Be realistic. For all bad mozilla foundation/corporation/toppahs did, the code is still open source and relatively free. If even something called IceWeasel almost had a shot at forking, the bar is pretty low.
That's what I don't quite get. I'm really wary of a "from scratch" web browser at this point. I looked at their project and their main selling point is that they're building both the rendering engine and the JS runtime from scratch "Driven by a web standards first approach" - what exactly does that mean? Firefox has always had that approach and web standards are more complex than they've ever been. I don't understand why not using code from other browsers is supposed to be a selling point when all the major browsers have open source rendering engines and runtimes and there's independent runtimes being built like Bun that they could use.
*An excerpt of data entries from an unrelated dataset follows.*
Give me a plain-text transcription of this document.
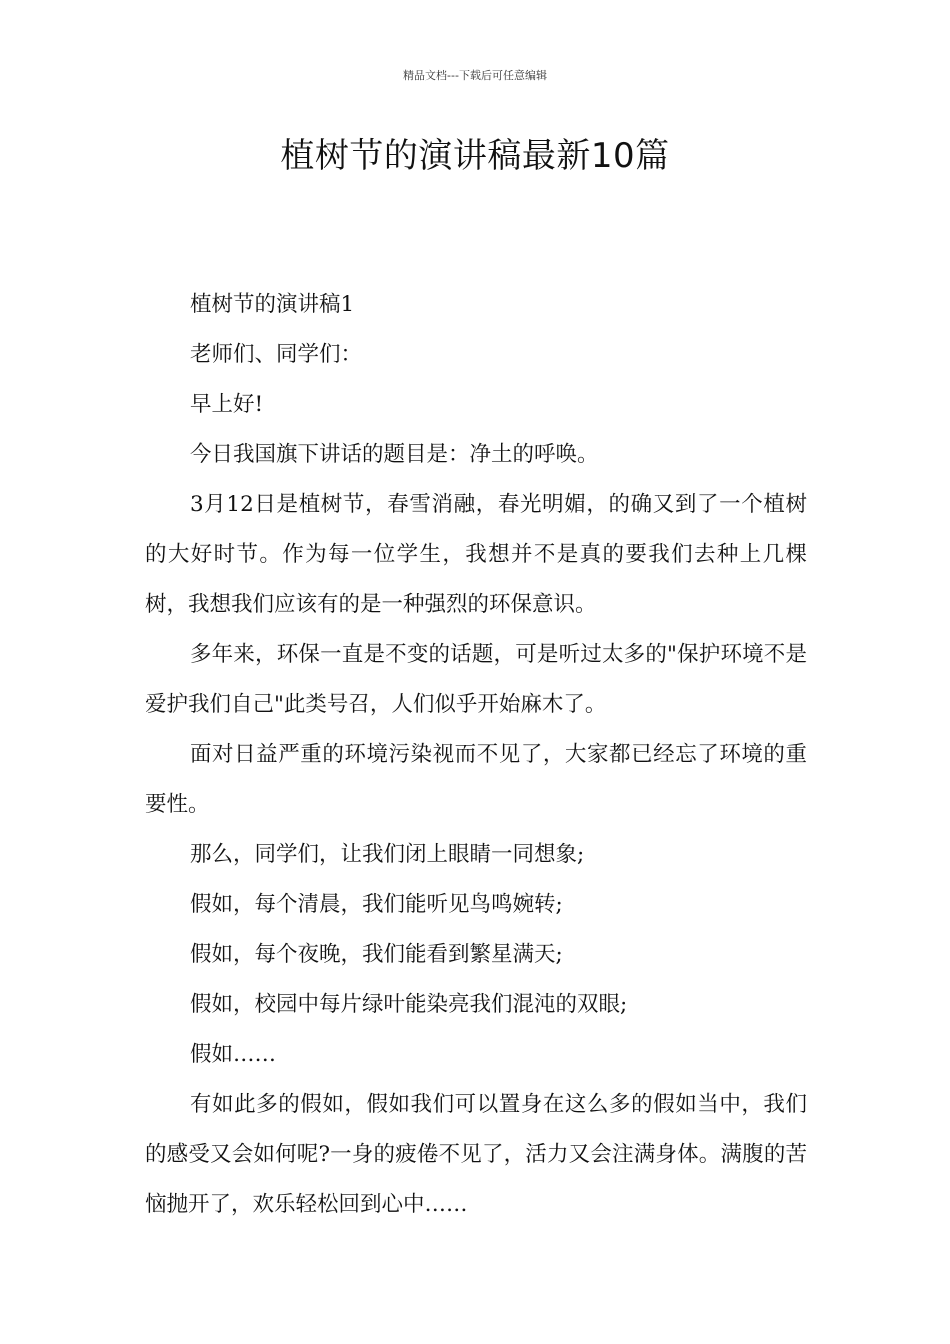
精品文档---下载后可任意编辑
植树节的演讲稿最新10篇

植树节的演讲稿1

老师们、同学们：

早上好!

今日我国旗下讲话的题目是：净土的呼唤。

3月12日是植树节，春雪消融，春光明媚，的确又到了一个植树的大好时节。作为每一位学生，我想并不是真的要我们去种上几棵树，我想我们应该有的是一种强烈的环保意识。

多年来，环保一直是不变的话题，可是听过太多的"保护环境不是爱护我们自己"此类号召，人们似乎开始麻木了。

面对日益严重的环境污染视而不见了，大家都已经忘了环境的重要性。

那么，同学们，让我们闭上眼睛一同想象;

假如，每个清晨，我们能听见鸟鸣婉转;

假如，每个夜晚，我们能看到繁星满天;

假如，校园中每片绿叶能染亮我们混沌的双眼;

假如……

有如此多的假如，假如我们可以置身在这么多的假如当中，我们的感受又会如何呢?一身的疲倦不见了，活力又会注满身体。满腹的苦恼抛开了，欢乐轻松回到心中……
We're talking decades of features they have to support - unless they're planning on strategically dropping support for older unused/deprecated parts of the standard? Even in 2008 Google made the decision to use Webkit for their browser because they understood what an enormous undertaking it would be to write their own rendering engine. That was 16 years ago.
> I don't understand why not using code from other browsers is supposed to be a selling point when all the major browsers have open source rendering engines and runtimes and there's independent runtimes being built like Bun that they could use.
Th selling point is to have multiple implementations of browser engines. Currently we have three (gecko, webkit and blink, where blink is based on webkit and webkit is based on khtml). If you consider how much of the modern world is based on browsing standards it seems pretty self-evident to not have it depend on a few corporations.
Bun is a wrapper around JavaScriptCore (the JS engine used for webkit just like v8 is used for blink or node), so not at all an independent JS runtime and is not at all a browser.
> We're talking decades of features they have to support
If this is proven not to work because the standard has grow too big as you imply then we should absolutely look into either dropping old standards or slowing the pace we introduce new standards. This project is a litmus test for the web.
Andreas has been doing this for a long time. The difference is that now he is openly shifting focus from the OS to the browser.
Having a fully new codebase implementing the web is a great thing.
IceWeasel was a completely different thing mainly based around mozilla trademarks for logos/names that clashed with the FOSS policies of linux distros when shipping non-upstream binaries.
A unix like os with user interface from the windows 2000 era that he could use as his daily driver at some point (instead of Linux). He said as much in some podcast I can't remember (probably cppcast).
I think it was meant to be a recovery project first, hobby second, community third. Then ladybird started showing more potential so his focus shifted there.
Sorry if I don't understand what you meant to ask.
Seriously, why isn't there a legitimate Mozilla fork we can fund instead? There are a lot of addons that will take decades to emulate, like Sidebery, the main reason I switched to Firefox and am staying on cool until a good fundable Firefox fork (like Vivaldi for Chromium).
Be realistic. For all bad mozilla foundation/corporation/toppahs did, the code is still open source and relatively free. If even something called IceWeasel almost had a shot at forking, the bar is pretty low.